By harmonizing scientific rigor with practical use, EN 14476 ensures that disinfectants are effective against clinically relevant viruses and maintain high safety standards across the healthcare industry.

Implications For Laboratories And Manufacturers
For testing laboratories:
- Revalidate internal methods according to the updated time, temperature, and interference conditions.
- Verify neutralization procedures and ensure proper validation documentation.
- Maintain biosafety compliance for handling viral cultures.
For manufacturers:
- Review and update efficacy documentation, ensuring studies meet EN 14476:2025 requirements.
- Revise product labeling to specify “limited” or “full” virucidal activity claims.
- Collaborate with accredited laboratories applying the updated version of the standard.
Strict compliance with EN 14476:2025 not only strengthens regulatory submissions but also provides a credible market advantage in terms of verified efficacy.
Analytical Control And Reproducibility
The new edition emphasizes interlaboratory reproducibility and analytical validation as core quality criteria.
Laboratories must implement standardized controls, including:
- Verification of virus stability during testing.
- Positive and negative control runs.
- Validation of neutralizer performance for each product type.
At SHAPYPRO, we offer international proficiency testing programs (PT) for evaluating virucidal activity according to ISO/IEC 17043 principles.
Our PT programs allow laboratories to:
- Benchmark their results against other European centers.
- Detect deviations or inconsistencies in quantitative outcomes.
- Demonstrate technical competence and regulatory readiness.
Participation in these programs helps ensure that laboratories meet both EN 14476:2025 requirements and ISO accreditation standards.
Instrumental Analysis And Chemical Validation
In addition to microbiological verification, the chemical consistency of disinfectants plays a vital role in efficacy testing.
The updated standard encourages more rigorous chemical analysis of active ingredients such as alcohols, quaternary ammonium compounds, and peroxides, to confirm formulation stability and active concentration.
Advanced analytical tools, like the S2 PUMA X-ray fluorescence (XRF) system used at SHAPYPRO, enable quantitative analysis of elemental composition and trace contaminants, ensuring that the chemical integrity of disinfectants supports the microbiological results obtained under EN 14476.

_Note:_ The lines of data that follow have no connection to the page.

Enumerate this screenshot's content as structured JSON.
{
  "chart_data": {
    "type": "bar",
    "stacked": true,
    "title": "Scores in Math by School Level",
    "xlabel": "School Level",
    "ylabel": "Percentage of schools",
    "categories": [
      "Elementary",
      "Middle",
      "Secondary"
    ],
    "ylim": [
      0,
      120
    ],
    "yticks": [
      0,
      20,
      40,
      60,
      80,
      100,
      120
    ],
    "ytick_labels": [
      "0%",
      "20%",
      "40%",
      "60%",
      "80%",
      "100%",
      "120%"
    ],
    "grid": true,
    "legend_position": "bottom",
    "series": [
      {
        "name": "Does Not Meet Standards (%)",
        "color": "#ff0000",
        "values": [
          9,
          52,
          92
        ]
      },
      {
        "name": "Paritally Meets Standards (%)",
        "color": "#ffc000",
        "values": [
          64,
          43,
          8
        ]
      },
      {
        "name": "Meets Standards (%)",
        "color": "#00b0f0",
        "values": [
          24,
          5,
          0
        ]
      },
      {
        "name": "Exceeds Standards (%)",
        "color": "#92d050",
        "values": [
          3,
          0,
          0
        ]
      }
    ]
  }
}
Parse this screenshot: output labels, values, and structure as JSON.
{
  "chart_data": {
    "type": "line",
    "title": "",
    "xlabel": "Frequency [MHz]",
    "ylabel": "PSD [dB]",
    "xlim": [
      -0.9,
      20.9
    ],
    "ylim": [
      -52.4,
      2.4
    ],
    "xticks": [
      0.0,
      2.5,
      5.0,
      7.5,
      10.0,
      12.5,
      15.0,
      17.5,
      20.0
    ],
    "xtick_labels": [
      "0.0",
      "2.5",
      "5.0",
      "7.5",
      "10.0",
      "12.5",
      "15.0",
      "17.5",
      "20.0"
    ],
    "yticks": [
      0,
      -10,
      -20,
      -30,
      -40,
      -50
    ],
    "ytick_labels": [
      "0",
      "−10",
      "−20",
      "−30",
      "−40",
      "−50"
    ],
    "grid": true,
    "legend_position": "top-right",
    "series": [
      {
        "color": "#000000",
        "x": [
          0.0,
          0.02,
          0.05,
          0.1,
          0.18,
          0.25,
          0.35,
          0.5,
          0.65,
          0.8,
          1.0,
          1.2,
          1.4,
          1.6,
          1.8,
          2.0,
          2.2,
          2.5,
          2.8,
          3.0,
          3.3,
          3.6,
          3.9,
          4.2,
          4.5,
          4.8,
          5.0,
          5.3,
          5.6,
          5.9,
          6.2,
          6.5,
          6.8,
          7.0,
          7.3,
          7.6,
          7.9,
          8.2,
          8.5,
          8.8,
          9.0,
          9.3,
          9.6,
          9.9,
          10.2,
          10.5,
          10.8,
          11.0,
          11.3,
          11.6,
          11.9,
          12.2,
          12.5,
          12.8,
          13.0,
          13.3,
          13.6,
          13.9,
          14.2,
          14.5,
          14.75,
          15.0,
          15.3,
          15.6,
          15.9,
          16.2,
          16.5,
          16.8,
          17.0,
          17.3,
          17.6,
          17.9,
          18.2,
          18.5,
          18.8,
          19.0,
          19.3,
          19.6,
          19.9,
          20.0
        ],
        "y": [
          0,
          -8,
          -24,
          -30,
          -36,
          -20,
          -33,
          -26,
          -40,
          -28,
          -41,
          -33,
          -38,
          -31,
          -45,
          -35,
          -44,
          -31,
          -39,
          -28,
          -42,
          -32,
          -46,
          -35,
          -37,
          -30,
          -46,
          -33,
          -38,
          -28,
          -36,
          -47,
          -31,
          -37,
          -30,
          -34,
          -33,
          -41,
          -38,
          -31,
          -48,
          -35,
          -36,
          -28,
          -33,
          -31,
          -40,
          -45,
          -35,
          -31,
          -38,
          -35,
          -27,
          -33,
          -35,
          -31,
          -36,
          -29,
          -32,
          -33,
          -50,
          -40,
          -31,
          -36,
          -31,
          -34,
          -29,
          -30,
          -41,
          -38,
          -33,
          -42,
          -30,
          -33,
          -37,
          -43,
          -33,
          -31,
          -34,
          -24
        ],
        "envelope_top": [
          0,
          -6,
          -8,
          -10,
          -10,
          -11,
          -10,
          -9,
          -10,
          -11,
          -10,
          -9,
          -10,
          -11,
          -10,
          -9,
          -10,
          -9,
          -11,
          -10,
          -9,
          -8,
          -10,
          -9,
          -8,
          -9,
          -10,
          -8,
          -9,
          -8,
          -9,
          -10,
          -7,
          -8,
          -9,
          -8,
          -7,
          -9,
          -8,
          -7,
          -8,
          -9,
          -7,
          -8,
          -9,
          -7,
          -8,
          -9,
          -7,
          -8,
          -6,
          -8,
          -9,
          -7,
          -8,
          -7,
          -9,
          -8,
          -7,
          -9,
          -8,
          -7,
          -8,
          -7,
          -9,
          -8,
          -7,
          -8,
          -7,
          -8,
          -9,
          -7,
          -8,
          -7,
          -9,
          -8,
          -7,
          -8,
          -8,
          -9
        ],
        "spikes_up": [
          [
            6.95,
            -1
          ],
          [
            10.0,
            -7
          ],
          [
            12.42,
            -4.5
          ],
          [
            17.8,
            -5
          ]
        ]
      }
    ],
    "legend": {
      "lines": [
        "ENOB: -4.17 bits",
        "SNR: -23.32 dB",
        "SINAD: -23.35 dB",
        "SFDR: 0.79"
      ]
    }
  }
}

This combination of instrumental precision and microbiological validation reinforces product reliability and compliance.
Conclusion: EN 14476 and Regulatory Alignment
The EN 14476:2025 standard significantly strengthens the scientific foundation for assessing virucidal activity in disinfectants, aligning the methodology with modern healthcare and biocidal requirements.
The updates improve method reproducibility, test realism, and harmonization with other antimicrobial standards, ensuring consistent and reliable evaluation across Europe.
For laboratories, this means reviewing and validating testing procedures in line with the revised protocol.
For manufacturers, it requires verifying product performance and updating claims to comply with the new regulatory framework.
At SHAPYPRO, we assist laboratories and producers in implementing the new EN 14476:2025 through technical consultancy, proficiency testing, and specialized training, helping ensure that results are traceable, comparable, and compliant with European standards.